GHDI logo


Joseph Goebbels: Two Speeches on the Tasks of the Reich Ministry for Popular Enlightenment and Propaganda (March 15 / March 25, 1933)

After the new Reich Ministry for Popular Enlightenment and Propaganda was established on March 13, 1933, Joseph Goebbels was charged with “coordinating” and controlling the content of the press, art, film, music, and literature. To put radio in the service of the regime, Goebbels dissolved the independent broadcasting corporations that had existed up until then and replaced them with a Reich station. In the following speeches of March 15 and March 25, 1933, the new Reich Minister explained that his aim was the spiritual mobilization of the general population and that this, when achieved, would be tantamount to a national revolution. Goebbels regarded radio as the most important vehicle for the propaganda that would help him along the way. For this reason, he arranged for the mass production of the “People’s Receiver” [Volksempfänger], a cheap radio that would allow even the poorest strata of the population to be included in his propaganda revolution.

print version     return to document list last document in previous chapter      next document

page 1 of 3


I. Speech to the Press on the Establishment of a Reich Ministry for Popular Enlightenment and Propaganda (March 15, 1933)


I see in the setting up of the new Ministry of Popular Enlightenment and Propaganda by the Government a revolutionary act in so far as the new Government no longer intends to leave the people to their own devices. This government is in the truest sense of the word a people's government. It arose out of the people and will always execute the will of the people. I reject most passionately the idea that this government stands for reactionary aims, that we are reactionaries. [ . . . ] We want to give the people their due, though admittedly in another form than occurred under parliamentary democracy.

In the newly-established Ministry of Popular Enlightenment and Propaganda I envisage the link between regime and people, the living contact between the national government, as the expression of the people's will, and the people themselves.
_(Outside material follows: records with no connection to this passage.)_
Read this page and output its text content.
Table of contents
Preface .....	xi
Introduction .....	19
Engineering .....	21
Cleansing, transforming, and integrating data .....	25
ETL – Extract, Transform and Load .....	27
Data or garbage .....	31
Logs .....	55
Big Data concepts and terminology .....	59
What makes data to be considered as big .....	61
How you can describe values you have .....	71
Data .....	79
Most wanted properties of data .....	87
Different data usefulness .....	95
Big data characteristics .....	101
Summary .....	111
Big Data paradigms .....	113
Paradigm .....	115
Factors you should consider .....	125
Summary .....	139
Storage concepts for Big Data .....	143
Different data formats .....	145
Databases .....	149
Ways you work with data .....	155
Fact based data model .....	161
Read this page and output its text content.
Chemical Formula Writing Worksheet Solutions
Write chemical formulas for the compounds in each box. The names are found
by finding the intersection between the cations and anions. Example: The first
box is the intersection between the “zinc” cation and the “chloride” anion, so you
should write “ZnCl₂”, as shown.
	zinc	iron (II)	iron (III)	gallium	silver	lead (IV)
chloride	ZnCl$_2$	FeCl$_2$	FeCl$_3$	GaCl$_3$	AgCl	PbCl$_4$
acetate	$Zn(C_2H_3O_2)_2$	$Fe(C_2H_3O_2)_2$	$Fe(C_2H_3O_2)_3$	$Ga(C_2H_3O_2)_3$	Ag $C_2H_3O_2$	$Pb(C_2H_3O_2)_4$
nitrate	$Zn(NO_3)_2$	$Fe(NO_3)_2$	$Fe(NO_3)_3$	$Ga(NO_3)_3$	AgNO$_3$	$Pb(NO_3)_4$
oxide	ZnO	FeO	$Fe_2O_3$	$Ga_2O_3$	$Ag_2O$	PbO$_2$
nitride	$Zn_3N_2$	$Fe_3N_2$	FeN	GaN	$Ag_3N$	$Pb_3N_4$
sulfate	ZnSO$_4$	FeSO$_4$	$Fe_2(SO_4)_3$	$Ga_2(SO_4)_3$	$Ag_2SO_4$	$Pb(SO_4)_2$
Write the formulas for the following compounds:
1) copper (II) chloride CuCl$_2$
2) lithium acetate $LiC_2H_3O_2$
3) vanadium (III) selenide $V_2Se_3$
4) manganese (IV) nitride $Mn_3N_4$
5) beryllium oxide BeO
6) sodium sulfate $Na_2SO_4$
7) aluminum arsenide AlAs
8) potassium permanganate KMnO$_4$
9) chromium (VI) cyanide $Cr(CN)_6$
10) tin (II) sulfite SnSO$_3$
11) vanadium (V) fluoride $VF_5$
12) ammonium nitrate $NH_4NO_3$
In the past few weeks we have seen an increasing coordination between Reich policy and the policy of the states, and in the same way I view the first task of the new Ministry as being to establish coordination between the Government and the whole people. If this government is determined never and under no circumstances to give way, then it has no need of the lifeless power of the bayonet, and in the long run will not be content with 52 per cent behind it and with terrorizing the remaining 48 per cent, but will see its most immediate task as being to win over that remaining 48 per cent.

[ . . . ]

It is not enough for people to be more or less reconciled to our regime, to be persuaded to adopt a neutral attitude towards us; rather we want to work on people until they have capitulated to us, until they grasp ideologically that what is happening in Germany today not only must be accepted but also can be accepted.